Perhaps most surprisingly, we have shown that these electron transfers between actinyl salts and the rare earth ions do not even require complicated ligand architectures, just careful choice of donor solvents. We are now controlling one and two-electron reduction of the uranyl oxos to form linear oligomers whose length (and therefore magnetic properties) is again controlled by donor solvent choice (Angew. Chem. ’17).
Unusual and reactive multiple bonds; thorium and cerium: Again, using simple ligands, we developed a simple and general reaction to make metal nitrogen M=N double bonds, the first thorium complex containing two Th=NR imido ligands (JACS ’15).

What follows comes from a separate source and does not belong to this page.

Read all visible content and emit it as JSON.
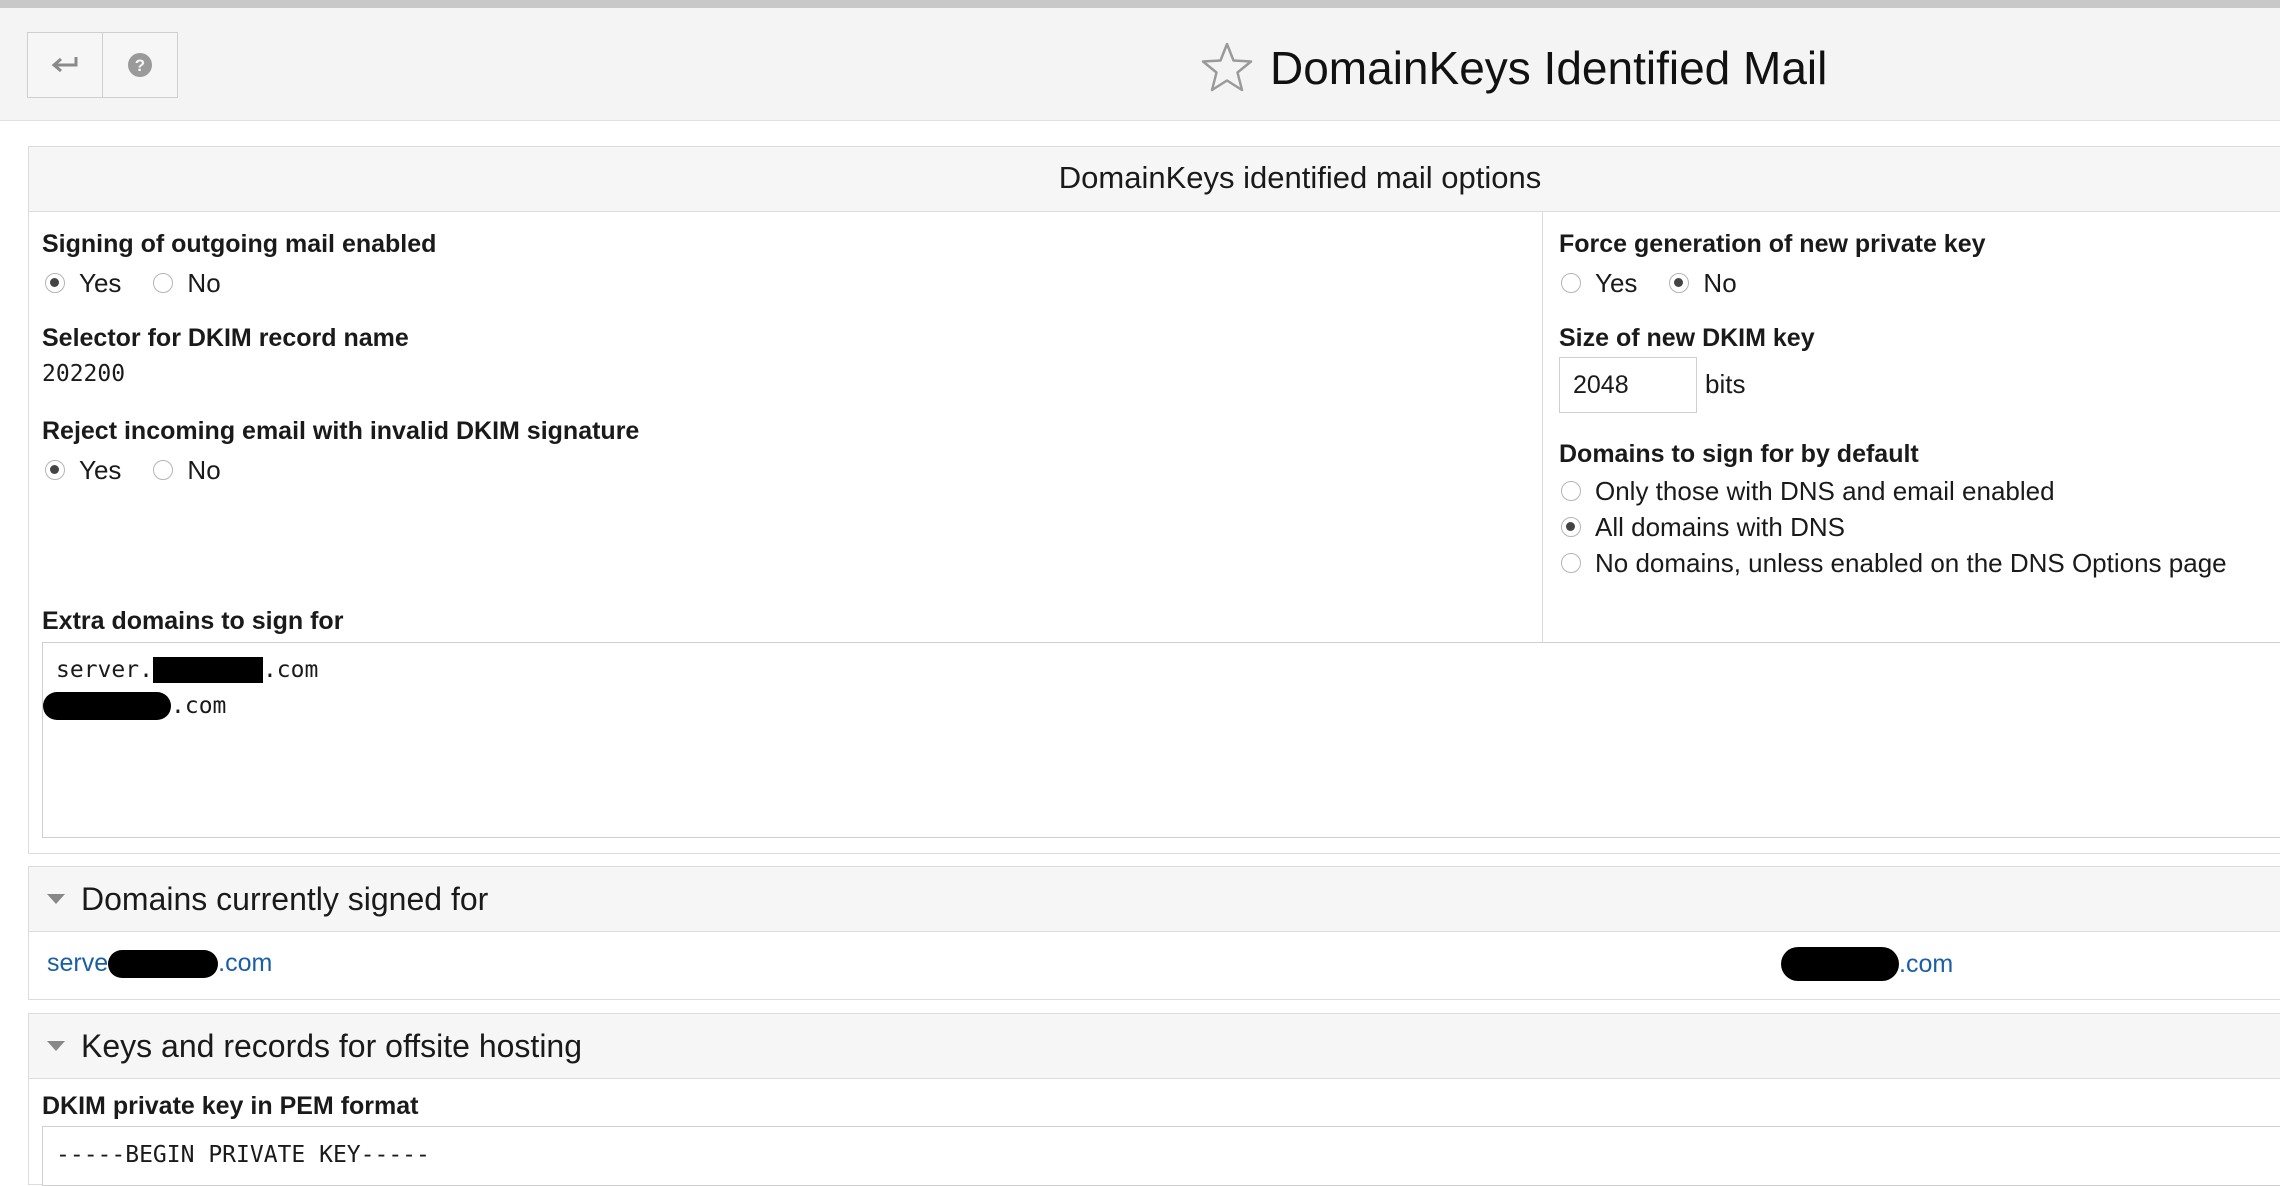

The surprising cis M(=N)2 geometry contrasts with uranium’s linear structures, provide strong new evidence for one side of the long-running argument that thorium should behave more like a transition metal than an actinide, and suggesting it might participate in new hydrocarbon C-H bond activation chemistry. We are now collaborating on reactivity studies of the first terminal cerium oxo Ce=O complex (Inorg. Chem. ’16, Chem. Eur. J. ’19).